Mahfi Eğilmez – 18.01.2017
1968 yılında öğrencilerin başlattığı üniversite işgalleri sırasında dönemin Başbakanı Süleyman Demirel: “Dünya bir garip dünya oldu. Bu dünyanın yeni ufuklara doğru ne kadar gittiğini, nereye varacağını, bunların nelere mal olacağını kestirmek güç” demişti. Bu söz o gün için de doğruydu bugün için de doğru.
Kapitalizmin temel kabullerinden birisi uluslararası serbest ticaretin uluslararası refahı artıracağı kabulüdür. Bu kabulün dayanağı David Ricardo’nun geliştirdiği karşılaştırmalı üstünlükler teorisidir. Teoriye göre iki ulusun birbiriyle ticaret yapması için her ikisinin de bir malın üretiminde mutlak üstünlüğe sahip olmasına gerek yoktur. Karşılaştırmalı üstünlüğe sahip olunması ticaretin ortak refah yaratması için yeterlidir.

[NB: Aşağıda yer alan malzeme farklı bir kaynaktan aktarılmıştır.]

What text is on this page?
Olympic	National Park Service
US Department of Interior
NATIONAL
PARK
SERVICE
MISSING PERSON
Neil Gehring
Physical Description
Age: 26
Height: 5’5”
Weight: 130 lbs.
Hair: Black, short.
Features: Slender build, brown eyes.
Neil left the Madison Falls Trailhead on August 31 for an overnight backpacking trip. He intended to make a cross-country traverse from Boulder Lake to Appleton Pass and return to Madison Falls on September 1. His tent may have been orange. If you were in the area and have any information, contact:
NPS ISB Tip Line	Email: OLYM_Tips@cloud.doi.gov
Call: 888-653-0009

Kapitalizmin “uluslararası ticaretin geliştirilmesi uluslararası refahın artmasını sağlar” kabulünün yaşama geçirilmesini sağlayan Bretton Woods sistemi bu amaca hizmet etmesi için IMF ile Dünya Bankası’nın temellerini attı. Dünya Ticaret Örgütünün (DTÖ) de bunlara katılmasıyla sistem, dış ticaretin serbestleştirilmesi, konvertibiliteye geçiş ve sonunda da sermaye hareketlerinin serbest bırakılmasıyla küreselleşmeye kadar vardı.
Başlangıçta bu kadar sistematize edilmiş bir düzen yokken kapitalizmin şampiyonları İngiltere ve Fransa idi. İkinci dünya savaşıyla birlikte liderlik ABD’ye geçti. ABD, bütün dünyaya serbest piyasanın, serbest ticaretin ve sermaye hareketlerinin serbestliğinin ne kadar kutsal bir çerçeve olduğunu hem kendisi anlatıyor hem de IMF’ye ve DTÖ’ye anlattırıyor, ülkelere, serbest ticaretin önündeki engelleri kaldırmaları ve paralarını konvertibl hale getirmeleri çağrısını yapıyordu. ABD’nin bu yolda son yıllarda en fazla uyardığı ülke Çin’di. Çünkü Çin, parasını serbest dalgalanmaya bırakmadığı gibi ticareti de tek taraflı yani hep ihracat kanallı olarak yürütüyordu.
Donald Trump’ın ABD Başkanlığı seçimini kazanmasıyla birlikte görünüm değişmeye başladı. Trump, ABD’nin alışılmış politikalarında ciddi değişiklikler yapacak gibi duruyor. Ekonomi politikasına ilişkin olarak yaptığı açıklamalar ABD’nin bundan sonraki dönemde serbest ticarete değil korumacılık politikasına yöneleceğini gösteriyor. Bu durumda kafalarda ABD’nin kapitalizmin şampiyonluğunu terk edip etmeyeceği soruları dolaşıyor.
Davos toplantılarında çok daha ilginç bir durum çıktı ortaya. Toplantılara katılan ve hatta toplantıların yıldızı konumuna gelen Çin Devlet Başkanı Xi Jinping ilginç açıklamalar yaptı. Bunlardan bazıları şöyle: “Dünyanın başındaki belaların sorumlusu küreselleşme değildir. Bunlar küreselleşmenin yarattığı kaçınılmaz sorunlar değildir. Ülkeler, başka ülkelerin çıkarlarını zedelemeye mal olacak şekilde kendi çıkarlarının peşinde koşmamalıdır. Hiç kimse bir ticaret savaşından galip çıkamaz.” Jinping, bu açıklamalarıyla serbest ticarete ve kapitalizmin geldiği son aşama olan küreselleşmeye sahip çıkmakta, adeta kapitalizmin liderliğine soyunmaktadır.
Düne kadar serbest ticaretin ve dolayısıyla kapitalizmin lideri olan ABD korumacılığı savunuyor, düne kadar kapitalizmin en sert düşmanı olan Çin serbest ticareti ve kapitalizmi savunuyor. İki ülkenin liderleri de dünyanın geri kalanına değil birbirlerine mesaj veriyor olsalar da kafalar karışıyor.
Dünya asıl şimdi garip bir dünya oldu.